At that moment, the audio from all sources suddenly began blasting out very bizarre sounds that were stepping on and breaking up everybody else.
“What the shit is that?” An Li managed through the direct to ship link that was the only one not affected.
“It’s—it’s music!” Randi responded, confused and amazed. “Some kind of Hindu or Buddhist chanting against some exotic instruments.”
“Damn! That’s one smart worm! Can you get through to the shuttle or Achmed at all? This link’s only good to the base where you are unless the shuttle activates its emergency communicator, and I suspect that’s not a good option with all the other power, particularly weapons, on. Damn!”
Queson set the intercom on full scan. It scanned tens of thousands of frequencies in the blink of an eye, but it just kept locking on different south Asian music or eerie, rhythmic chants.
“It’s got a repertoire, but no signals ground-to-ground are getting around the jamming,” she reported. “I’m getting video, but no audio, but I suspect that’s the next thing to jam. Lucky’s got her keyboard active but either it’s being jammed, too, or she’s really rusty actually typing out anything. It’s mostly garbage.”
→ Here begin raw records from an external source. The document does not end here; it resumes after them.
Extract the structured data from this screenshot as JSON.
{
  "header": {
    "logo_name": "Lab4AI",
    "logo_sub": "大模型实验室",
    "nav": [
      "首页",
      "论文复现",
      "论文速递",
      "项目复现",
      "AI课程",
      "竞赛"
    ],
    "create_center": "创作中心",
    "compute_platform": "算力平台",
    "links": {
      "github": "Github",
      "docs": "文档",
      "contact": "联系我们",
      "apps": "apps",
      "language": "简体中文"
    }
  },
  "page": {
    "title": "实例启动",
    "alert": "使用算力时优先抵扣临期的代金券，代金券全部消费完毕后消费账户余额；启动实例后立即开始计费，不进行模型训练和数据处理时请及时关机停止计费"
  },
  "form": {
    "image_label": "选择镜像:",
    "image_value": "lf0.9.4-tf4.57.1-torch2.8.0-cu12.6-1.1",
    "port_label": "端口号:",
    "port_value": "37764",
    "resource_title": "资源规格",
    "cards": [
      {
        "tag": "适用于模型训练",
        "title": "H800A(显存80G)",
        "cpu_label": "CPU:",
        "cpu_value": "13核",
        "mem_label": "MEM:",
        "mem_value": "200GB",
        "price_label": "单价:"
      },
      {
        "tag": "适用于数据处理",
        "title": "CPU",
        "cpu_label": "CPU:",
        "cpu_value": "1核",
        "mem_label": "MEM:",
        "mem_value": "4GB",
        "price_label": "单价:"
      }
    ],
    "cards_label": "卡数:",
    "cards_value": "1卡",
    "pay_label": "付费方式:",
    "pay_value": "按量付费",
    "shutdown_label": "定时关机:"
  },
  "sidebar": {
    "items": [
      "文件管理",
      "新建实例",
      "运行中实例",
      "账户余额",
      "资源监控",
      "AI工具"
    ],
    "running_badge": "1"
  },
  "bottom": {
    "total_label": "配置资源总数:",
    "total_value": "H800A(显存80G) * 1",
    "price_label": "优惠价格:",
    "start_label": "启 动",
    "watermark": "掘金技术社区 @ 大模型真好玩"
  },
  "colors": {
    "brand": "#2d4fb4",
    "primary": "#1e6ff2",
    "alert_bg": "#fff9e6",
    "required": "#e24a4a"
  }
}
“How’re your keyboard skills?” An wanted to know.
“Rusty, but competent.”
“Pull it out and send, ‘Do you want to abort?’ That gives her a yes or no. She should be able to manage that.”
Queson turned and found the release and brought out the keyboard. It was a last-ditch antique transmitting on an equally ancient frequency, but it was often the only way to get through in high-interference regions.